U.S. removes migrant teenagers from tent camp in Texas

A June 21 photo shows an agent with the Department of Homeland Security closing the exterior gate of the holding facility for migrant children in Tornillo, Texas, near the Mexico border. The nonprofit operating the camp for migrant children confirmed it was closing and the last children left Friday.
A June 21 photo shows an agent with the Department of Homeland Security closing the exterior gate of the holding facility for migrant children in Tornillo, Texas, near the Mexico border. The nonprofit operating the camp for migrant children confirmed it was closing and the last children left Friday.

WASHINGTON -- President Donald Trump's administration has removed all teenagers from a tent camp for unaccompanied migrant teens caught crossing the U.S.-Mexico border in Texas, weeks after a federal watchdog warned about "serious safety and health" concerns at the facility.

Officials said about 5,500 of the 6,200 Central American teens who cycled through the Tornillo camp since June have been released to a parent or guardian inside the United States to await a decision in their immigration cases. About 700 were transferred to other facilities overseen by the U.S. Department of Health and Human Services.

"As of this weekend the last group of unaccompanied alien children will have been transferred or discharged from the Tornillo" facility, Lynn Johnson, assistant secretary of Health and Human Services' Administration for Children and Families, said in a statement.

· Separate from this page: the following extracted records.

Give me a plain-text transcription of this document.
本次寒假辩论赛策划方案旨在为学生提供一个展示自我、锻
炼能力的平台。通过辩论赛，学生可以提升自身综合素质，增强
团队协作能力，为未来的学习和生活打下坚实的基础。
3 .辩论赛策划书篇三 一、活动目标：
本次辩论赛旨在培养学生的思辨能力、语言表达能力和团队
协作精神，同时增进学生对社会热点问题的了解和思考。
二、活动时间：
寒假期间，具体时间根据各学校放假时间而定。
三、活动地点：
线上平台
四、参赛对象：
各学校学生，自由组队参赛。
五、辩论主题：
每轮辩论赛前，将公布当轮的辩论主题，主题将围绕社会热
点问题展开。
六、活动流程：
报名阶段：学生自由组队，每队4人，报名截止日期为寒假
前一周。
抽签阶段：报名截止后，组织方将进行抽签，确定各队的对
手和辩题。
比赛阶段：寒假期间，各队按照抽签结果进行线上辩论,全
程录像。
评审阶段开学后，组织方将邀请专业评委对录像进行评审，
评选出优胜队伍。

She said the government is still in the process of dismantling the controversial camp, which is scheduled to close this month. And she defended the Trump administration's decision to open the emergency outpost as a "necessary" step to care for hundreds of minors crossing the border daily.

Lawmakers and others who have criticized the camp cheered its impending closure Friday and said the government should have moved faster to release its occupants.

"This tent city should never have stood in the first place but it is welcome news that it will be gone," U.S. Rep. Will Hurd, a Republican who represents a Texas border region, tweeted Friday after the last teenager left the camp.

Former Rep. Beto O'Rourke, an El Paso Democrat who pressured Health and Human Services to close the facility, posted on Twitter that the closing was "good for these kids and their families."

Three weeks ago, the camp held 2,800 teens. Of these, 300 were transferred to other facilities, and the rest were released to sponsors, usually relatives, who had been vetted by the government.

Tornillo initially opened with 30 days' funding on a sprawling patch of land outside El Paso and swelled over the next seven months into a 120-tent camp with room for 3,800 people.

As the number of migrant children in government custody reached a record high late last year, Health and Human Services was set to pay up to $367.9 million between mid-September and December to operate the shelter, according to federal records. Officials said teens spent an average of 36 days at the facility.

In November, Health and Human Services Inspector General Daniel Levinson warned of "significant vulnerabilities" at the Tornillo camp, including inadequate criminal background checks for staff members.

U.S. Customs and Border Protection apprehended more than 50,000 unaccompanied child migrants last fiscal year, up from 41,435 the year before.

Federal law requires Border Patrol agents to quickly turn over unaccompanied minors to one of more than 100 shelters overseen by Health and Human Services' Administration for Children and Families. They stay there until caseworkers locate a sponsor to house them while their cases are processed in the country's backlogged immigration system.

New background-check requirements imposed last year made it more difficult to find and vet sponsors for the children.

The Trump administration mandated that all residents of a would-be sponsor's household submit fingerprints to the FBI. The government also said Health and Human Services could share information about potential sponsors with U.S. Immigration and Customs Enforcement, which had not been done in the past.

The policies left some potential sponsors reluctant to come forward, or unable to persuade their housemates to provide fingerprints, because they feared deportation, advocates said.

Government shelters swelled to more than 14,600 children, up from 9,200 when Trump took office two years ago.

Health and Human Services eased the fingerprinting requirement last month, saying it was slowing the process and generally did not identify new threats to children's welfare. By this week, Wolfe said, the number of minors in custody had fallen to about 11,400.